Taken together, the four cases are a sign that the virus is now spreading within at least four separate locations on the West Coast, spanning nearly 900 miles from California’s Silicon Valley region in Santa Clara County north, to the Puget Sound near Seattle.

Health authorities say it means the respiratory disease is no longer an imported phenomenon but has taken up residence in the United States.

“What we know now is that the virus is here, present at some level, but we still don’t know to what degree,” said Dr.

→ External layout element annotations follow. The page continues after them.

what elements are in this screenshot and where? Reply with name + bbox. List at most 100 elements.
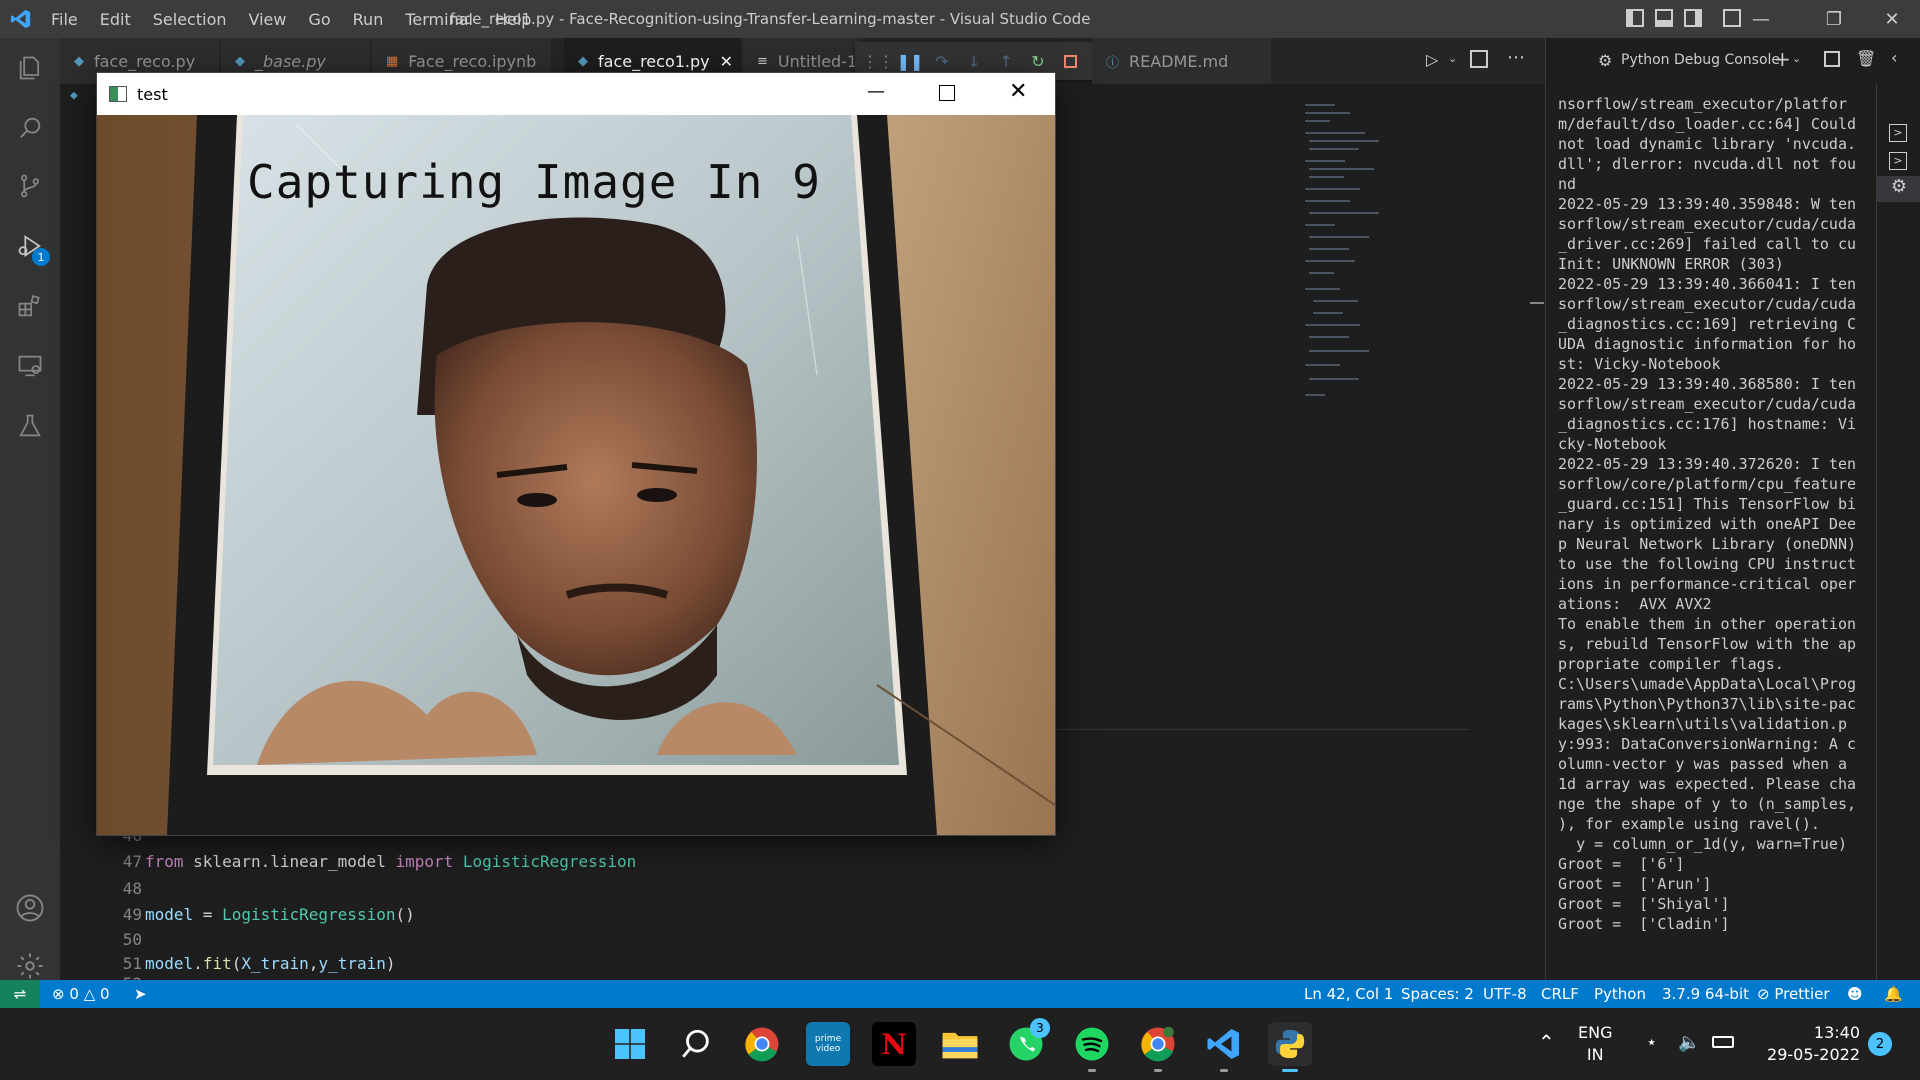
camera-minimize-button[interactable]: —: [867, 81, 885, 102]
python-file-icon: ◆: [74, 53, 84, 69]
toggle-panel-icon[interactable]: [1655, 9, 1673, 27]
close-button[interactable]: ✕: [1864, 0, 1920, 38]
prime-video-icon[interactable]: prime video: [806, 1022, 850, 1066]
encoding[interactable]: UTF-8: [1483, 980, 1527, 1008]
source-control-icon[interactable]: [12, 168, 48, 204]
tab-readme[interactable]: ⓘ README.md: [1092, 38, 1272, 84]
whatsapp-badge: 3: [1030, 1018, 1050, 1038]
breadcrumb-file-icon: ◆: [70, 88, 78, 103]
run-dropdown-icon[interactable]: ⌄: [1448, 52, 1457, 65]
prettier-status[interactable]: ⊘ Prettier: [1757, 980, 1830, 1008]
python-file-icon: ◆: [578, 53, 588, 69]
accounts-icon[interactable]: [12, 890, 48, 926]
menu-edit[interactable]: Edit: [89, 10, 142, 29]
menu-file[interactable]: File: [40, 10, 89, 29]
camera-maximize-button[interactable]: [939, 85, 955, 101]
menu-help[interactable]: Help: [484, 10, 542, 29]
live-share-icon[interactable]: ➤: [134, 980, 147, 1008]
console-output[interactable]: nsorflow/stream_executor/platform/defaul…: [1558, 94, 1858, 934]
search-icon[interactable]: [12, 110, 48, 146]
camera-preview-window[interactable]: test — ✕ Capturing Image In 9: [96, 72, 1056, 836]
prettier-icon: ⊘: [1757, 985, 1770, 1003]
new-terminal-icon[interactable]: +: [1774, 47, 1791, 71]
taskbar-search-icon[interactable]: [674, 1022, 718, 1066]
vscode-logo-icon[interactable]: [10, 8, 32, 30]
python-taskbar-icon[interactable]: [1268, 1022, 1312, 1072]
minimize-button[interactable]: —: [1733, 0, 1789, 38]
menu-bar: File Edit Selection View Go Run Terminal…: [40, 10, 542, 29]
file-explorer-icon[interactable]: [938, 1022, 982, 1066]
menu-selection[interactable]: Selection: [142, 10, 238, 29]
scrollbar-marker[interactable]: [1530, 302, 1544, 304]
step-out-icon[interactable]: ↑: [995, 50, 1017, 72]
status-bar: ⇌ ⊗ 0 △ 0 ➤ Ln 42, Col 1 Spaces: 2 UTF-8…: [0, 980, 1920, 1008]
pause-icon[interactable]: ❚❚: [897, 50, 924, 72]
line-number: 49: [122, 905, 142, 924]
kill-terminal-icon[interactable]: 🗑: [1856, 49, 1876, 68]
camera-window-titlebar[interactable]: test — ✕: [97, 73, 1055, 115]
camera-frame: Capturing Image In 9: [97, 115, 1055, 835]
show-hidden-icons-icon[interactable]: ⌃: [1538, 1030, 1555, 1054]
drag-handle-icon[interactable]: ⋮⋮: [862, 50, 894, 72]
testing-icon[interactable]: [12, 408, 48, 444]
split-terminal-icon[interactable]: [1824, 51, 1840, 67]
terminal-list-item-icon[interactable]: >: [1889, 152, 1907, 170]
toggle-primary-sidebar-icon[interactable]: [1626, 9, 1644, 27]
remote-indicator[interactable]: ⇌: [0, 980, 40, 1008]
debug-console-icon: ⚙: [1598, 51, 1613, 70]
menu-terminal[interactable]: Terminal: [394, 10, 484, 29]
notifications-bell-icon[interactable]: 🔔: [1884, 980, 1903, 1008]
battery-icon[interactable]: [1712, 1036, 1734, 1048]
terminal-dropdown-icon[interactable]: ⌄: [1792, 52, 1801, 65]
menu-view[interactable]: View: [238, 10, 298, 29]
manage-gear-icon[interactable]: [12, 948, 48, 984]
more-actions-icon[interactable]: ⋯: [1507, 47, 1525, 68]
text-file-icon: ≡: [757, 53, 768, 69]
camera-close-button[interactable]: ✕: [1009, 79, 1027, 104]
split-editor-icon[interactable]: [1470, 50, 1488, 68]
debug-console-list-icon[interactable]: ⚙: [1877, 176, 1920, 202]
menu-run[interactable]: Run: [342, 10, 395, 29]
problems-indicator[interactable]: ⊗ 0 △ 0: [52, 980, 110, 1008]
chrome-profile-icon[interactable]: [1136, 1022, 1180, 1072]
restart-icon[interactable]: ↻: [1027, 50, 1049, 72]
notification-count-badge[interactable]: 2: [1868, 1032, 1892, 1056]
remote-explorer-icon[interactable]: [12, 348, 48, 384]
start-button-icon[interactable]: [608, 1022, 652, 1066]
notebook-file-icon: ▦: [386, 53, 399, 69]
run-file-icon[interactable]: ▷: [1426, 50, 1438, 69]
editor-divider: [1000, 729, 1470, 730]
title-bar: File Edit Selection View Go Run Terminal…: [0, 0, 1920, 38]
collapse-panel-icon[interactable]: ‹: [1891, 48, 1897, 67]
toggle-secondary-sidebar-icon[interactable]: [1684, 9, 1702, 27]
menu-go[interactable]: Go: [297, 10, 341, 29]
spotify-icon[interactable]: [1070, 1022, 1114, 1072]
error-icon: ⊗: [52, 985, 65, 1003]
language-mode[interactable]: Python: [1594, 980, 1646, 1008]
netflix-icon[interactable]: N: [872, 1022, 916, 1066]
warning-icon: △: [83, 985, 96, 1003]
close-tab-icon[interactable]: ✕: [720, 52, 733, 71]
clock[interactable]: 13:40 29-05-2022: [1760, 1022, 1860, 1066]
restore-button[interactable]: ❐: [1806, 0, 1862, 38]
line-number: 50: [122, 930, 142, 949]
indentation[interactable]: Spaces: 2: [1401, 980, 1474, 1008]
python-interpreter[interactable]: 3.7.9 64-bit: [1662, 980, 1749, 1008]
feedback-icon[interactable]: ☻: [1847, 980, 1863, 1008]
line-ending[interactable]: CRLF: [1541, 980, 1579, 1008]
volume-icon[interactable]: 🔈: [1678, 1032, 1700, 1053]
extensions-icon[interactable]: [12, 288, 48, 324]
step-over-icon[interactable]: ↷: [931, 50, 953, 72]
chrome-icon[interactable]: [740, 1022, 784, 1066]
step-into-icon[interactable]: ↓: [963, 50, 985, 72]
wifi-icon[interactable]: ⋆: [1646, 1032, 1657, 1053]
terminal-list-item-icon[interactable]: >: [1889, 124, 1907, 142]
panel-title[interactable]: Python Debug Console: [1621, 52, 1780, 68]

Sara Cody, chief public health officer for Santa Clara County, speaking of the newly diagnosed case there, the latest of three in her county and the 10th detected in California.

“This case does signal to us that it is now time to shift how we respond,” she told a news conference on Feb. 28.

Two of the illnesses prompted schools to close in Washington and Oregon.

The latest patients were diagnosed based on results obtained in their respective states from CDC-supplied test kits and are considered “presumptive positive” cases pending CDC confirmatory testing, the U.S. agency said.

Even as confirmation was pending there, local authorities were already working to trace close contacts the patients had with others in a bid to curb transmission.

Until this week, the CDC had counted just 15 confirmed cases in six states as having been detected through the U.S. public health system since Jan. 21, none fatal. Most were contracted by individuals while traveling in China. Only two person-to-person transmissions were documented among them, both between married couples.

An additional 47 cases have been confirmed among people recently repatriated, either from the Diamond Princess cruise ship quarantined in Japan or from the Chinese city of Wuhan, the supposed epicenter of the outbreak, according to the CDC.

Health officials said the advent of locally transmitted infections means authorities need to expand their focus from detecting a relatively limited number of cases, identifying close contacts and isolating them, to one that also emphasizes greater prevention among the public at large.

In particular, individuals should be more vigilant about basic hygiene measures, such as washing hands often, avoiding touching their faces, covering coughs and sneezes and staying home from school or work whenever ill, Cody said.

The Associated Press and Reuters contributed to this report.
This article has been updated with a statement from Washington state officials about the gender of the coronavirus patient who died.
Ivan is the national editor of The Epoch Times. He has reported for The Epoch Times on a variety of topics since 2011.